Recent spatial and temporal changes in the stress regime along the southern Tunisian Atlas front and the Gulf of Gabes: New insights from fault kinematics analysis and seismic profiles

Abstract

Tectonic deformations in the southern Atlassic front of Tunisia (SAFT) and the Gulf of Gabes result from the Nubia-Eurasia convergence. This study, based on the inversion of geologically determined fault slip vectors, presents evidences for spatial and temporal changes in the stress state. Fault kinematics analyses reveal a temporal change in states of stress during the Late Cenozoic.

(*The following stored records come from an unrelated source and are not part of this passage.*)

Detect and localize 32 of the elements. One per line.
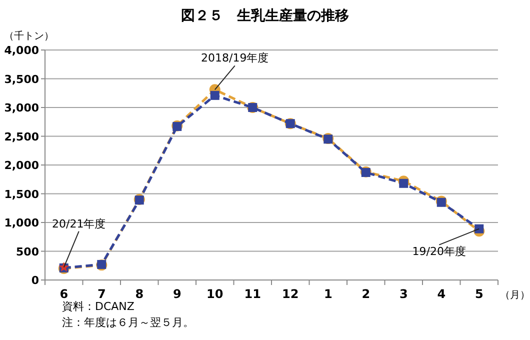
x-tick-label: 2 [362,287,370,301]
annotation: 2018/19年度 [201,52,269,65]
y-tick-label: 1,500 [4,188,40,201]
y-tick-label: 2,500 [4,130,40,144]
point [474,224,484,234]
x-tick-label: 4 [437,287,446,301]
x-axis-title: （月） [500,290,530,301]
x-tick-label: 5 [474,287,484,301]
chart-title: 図２５ 生乳生産量の推移 [181,7,349,24]
text: 資料：DCANZ [62,300,135,313]
x-tick-label: 11 [244,287,261,301]
y-tick-label: 500 [16,245,40,258]
y-tick-label: 0 [31,274,40,287]
x-tick-label: 6 [60,287,68,301]
y-axis-title: （千トン） [4,30,54,42]
point [210,90,220,100]
y-tick-label: 3,500 [4,72,40,86]
x-tick-label: 7 [97,287,106,301]
x-tick-label: 10 [206,287,224,301]
y-tick-label: 1,000 [4,216,40,230]
x-tick-label: 12 [282,287,299,301]
x-tick-label: 9 [172,287,182,301]
text: 注：年度は６月～翌５月。 [62,316,194,329]
annotation: 20/21年度 [52,217,106,230]
y-tick-label: 4,000 [4,44,40,57]
x-tick-label: 1 [324,287,332,301]
y-tick-label: 3,000 [4,102,40,114]
annotation: 19/20年度 [412,244,466,258]
y-tick-label: 2,000 [4,159,40,172]
x-tick-label: 8 [135,287,144,301]
point [399,178,408,188]
x-tick-label: 3 [399,287,408,301]
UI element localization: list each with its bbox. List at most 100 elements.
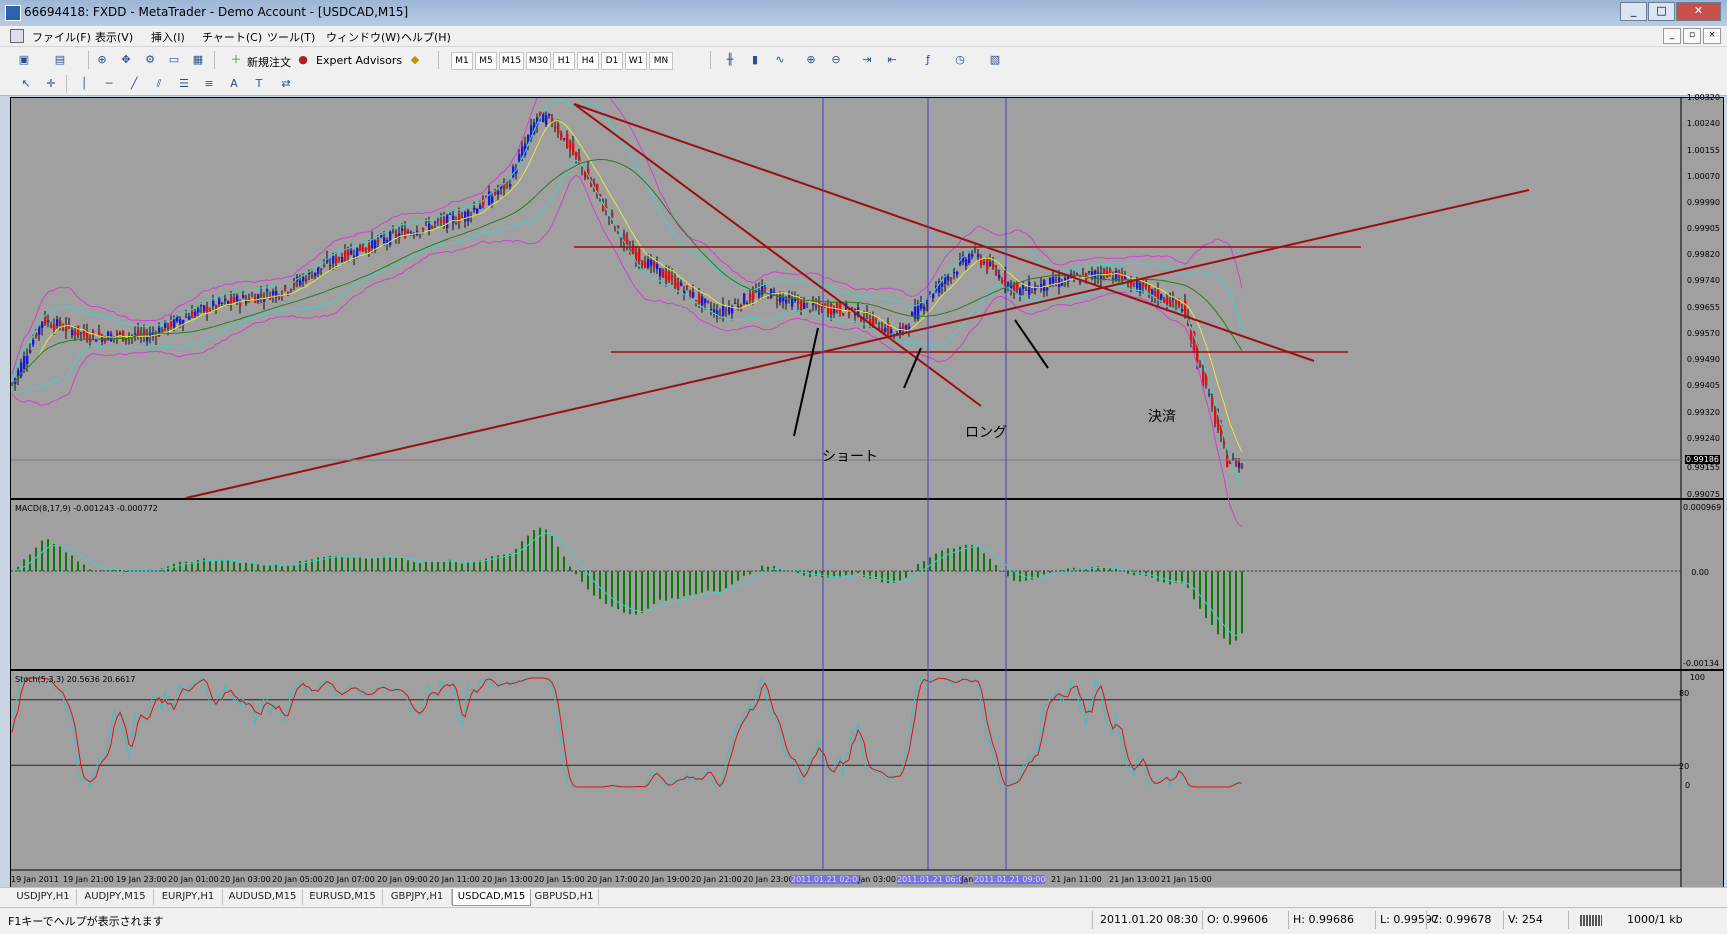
navigator-icon[interactable]: ✥ (121, 53, 131, 66)
tab-eurusd-m15[interactable]: EURUSD,M15 (303, 889, 383, 905)
expert-advisors-button[interactable]: Expert Advisors (316, 54, 403, 67)
status-volume: V: 254 (1508, 913, 1543, 926)
timeframe-h4[interactable]: H4 (577, 52, 599, 70)
candle-body (740, 304, 743, 308)
profiles-icon[interactable]: ▤ (54, 53, 66, 66)
close-button[interactable]: ✕ (1676, 2, 1721, 21)
maximize-button[interactable]: □ (1648, 2, 1675, 21)
text-tool-icon[interactable]: A (230, 77, 238, 90)
candle-body (605, 206, 608, 209)
timeframe-m5[interactable]: M5 (475, 52, 497, 70)
candle-body (1160, 294, 1163, 300)
candle-body (716, 310, 719, 317)
candle-body (269, 296, 272, 300)
equidistant-channel-icon[interactable]: ⫽ (156, 77, 162, 90)
fibonacci-retracement-icon[interactable]: ☰ (179, 77, 189, 90)
autotrading-warning-icon[interactable]: ◆ (410, 53, 420, 66)
timeframe-m15[interactable]: M15 (499, 52, 524, 70)
tab-gbpjpy-h1[interactable]: GBPJPY,H1 (383, 889, 452, 905)
timeframe-h1[interactable]: H1 (553, 52, 575, 70)
zoom-in-icon[interactable]: ⊕ (806, 53, 816, 66)
menu-help[interactable]: ヘルプ(H) (401, 31, 451, 44)
chart-shift-icon[interactable]: ⇤ (887, 53, 897, 66)
zoom-out-icon[interactable]: ⊖ (831, 53, 841, 66)
candle-body (158, 327, 161, 336)
candle-body (962, 255, 965, 263)
candle-body (1133, 282, 1136, 285)
status-help-text: F1キーでヘルプが表示されます (8, 915, 164, 928)
tab-eurjpy-h1[interactable]: EURJPY,H1 (154, 889, 223, 905)
candle-body (1010, 284, 1013, 290)
timeframe-d1[interactable]: D1 (601, 52, 623, 70)
candle-body (1061, 282, 1064, 286)
minimize-button[interactable]: _ (1620, 2, 1647, 21)
mdi-minimize-button[interactable]: _ (1663, 28, 1681, 44)
data-window-icon[interactable]: ⚙ (145, 53, 155, 66)
menu-chart[interactable]: チャート(C) (202, 31, 263, 44)
time-label: 19 Jan 23:00 (116, 875, 167, 884)
menu-window[interactable]: ウィンドウ(W) (326, 31, 401, 44)
price-chart-svg[interactable] (11, 98, 1723, 887)
tab-usdjpy-h1[interactable]: USDJPY,H1 (10, 889, 77, 905)
stochastic-layer[interactable] (11, 676, 1681, 789)
indicators-icon[interactable]: ƒ (926, 53, 930, 66)
line-chart-icon[interactable]: ∿ (775, 53, 785, 66)
candle-body (752, 291, 755, 300)
menu-insert[interactable]: 挿入(I) (151, 31, 185, 44)
periods-clock-icon[interactable]: ◷ (955, 53, 965, 66)
crosshair-icon[interactable]: ✛ (46, 77, 56, 90)
menu-tools[interactable]: ツール(T) (267, 31, 316, 44)
timeframe-m1[interactable]: M1 (451, 52, 473, 70)
candle-body (650, 259, 653, 266)
expert-advisors-icon[interactable]: ● (298, 53, 308, 66)
timeframe-w1[interactable]: W1 (625, 52, 647, 70)
candle-body (461, 217, 464, 219)
candle-body (1193, 332, 1196, 352)
tab-audusd-m15[interactable]: AUDUSD,M15 (223, 889, 303, 905)
candle-body (347, 248, 350, 257)
candle-body (875, 317, 878, 319)
menu-view[interactable]: 表示(V) (95, 31, 134, 44)
market-watch-icon[interactable]: ⊕ (97, 53, 107, 66)
menu-icon[interactable] (10, 29, 24, 43)
new-order-button[interactable]: 新規注文 (247, 56, 291, 69)
new-chart-icon[interactable]: ▣ (18, 53, 30, 66)
cursor-icon[interactable]: ↖ (21, 77, 31, 90)
candle-body (389, 231, 392, 245)
main-chart-layer[interactable] (11, 98, 1681, 870)
timeframe-mn[interactable]: MN (649, 52, 673, 70)
tab-audjpy-m15[interactable]: AUDJPY,M15 (77, 889, 154, 905)
candle-body (860, 317, 863, 321)
terminal-icon[interactable]: ▭ (168, 53, 180, 66)
candle-body (1202, 371, 1205, 385)
candlestick-icon[interactable]: ▮ (751, 53, 759, 66)
mdi-close-button[interactable]: × (1703, 28, 1721, 44)
candle-body (353, 255, 356, 259)
menu-file[interactable]: ファイル(F) (32, 31, 91, 44)
chart-window[interactable]: 1.00320 1.00240 1.00155 1.00070 0.99990 0.999… (10, 93, 1724, 888)
timeframe-m30[interactable]: M30 (526, 52, 551, 70)
new-order-icon[interactable]: ＋ (230, 53, 242, 66)
mdi-restore-button[interactable]: ▫ (1683, 28, 1701, 44)
candle-body (773, 291, 776, 293)
tab-gbpusd-h1[interactable]: GBPUSD,H1 (530, 889, 599, 905)
candle-body (1040, 283, 1043, 290)
candle-body (779, 295, 782, 303)
candle-body (107, 332, 110, 341)
templates-icon[interactable]: ▧ (989, 53, 1001, 66)
candle-body (206, 306, 209, 314)
text-label-icon[interactable]: T (255, 77, 263, 90)
tab-usdcad-m15[interactable]: USDCAD,M15 (452, 889, 531, 906)
candle-body (704, 298, 707, 304)
arrows-icon[interactable]: ⇄ (281, 77, 291, 90)
fibonacci-fan-icon[interactable]: ≡ (204, 77, 214, 90)
macd-layer[interactable] (11, 527, 1681, 645)
horizontal-line-icon[interactable]: ─ (105, 77, 113, 90)
autoscroll-icon[interactable]: ⇥ (862, 53, 872, 66)
bar-chart-icon[interactable]: ╫ (726, 53, 734, 66)
trendline-icon[interactable]: ╱ (130, 77, 138, 90)
candle-body (560, 133, 563, 139)
candle-body (428, 224, 431, 232)
vertical-line-icon[interactable]: │ (80, 77, 88, 90)
strategy-tester-icon[interactable]: ▦ (192, 53, 204, 66)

A paleostress (Miocene–Pliocene) state is characterized by a regional compressional tectonic regime with a mean N134 ± 09°E trending horizontal maximum stress axis (σ1). A modern (Quaternary to present-day) state of stress also corresponds to compressional tectonic regime with a regionally mean N05 ± 10°E trending horizontal σ1. The SAFT corresponds to two distinct domains: a far-foreland Atlassic front related to contractional deformation associated with southward propagate thrusting, and eastward, the Gulf of Gabes characterized by normal component NW to WNW trending faults at the crustal margin scale probably related with a transtensional tectonic regime. We propose that the spatial and temporal changes in the stress during the Miocene–Pliocene and Quaternary may result from the geodynamic evolution of the Tunisian Atlas in relation to the rotation of Corsica–Sardinia blocks and the separation of the Sicilian continental lithosphere from the Ionian oceanic lithosphere. These temporal and spatial stress changes along the SAFT and the Gulf of Gabes are probably the engine behind the moderate seismicity, leading at the same time to a reactivation of the inherited major structures created during the evolution of the southern Tethyan margin.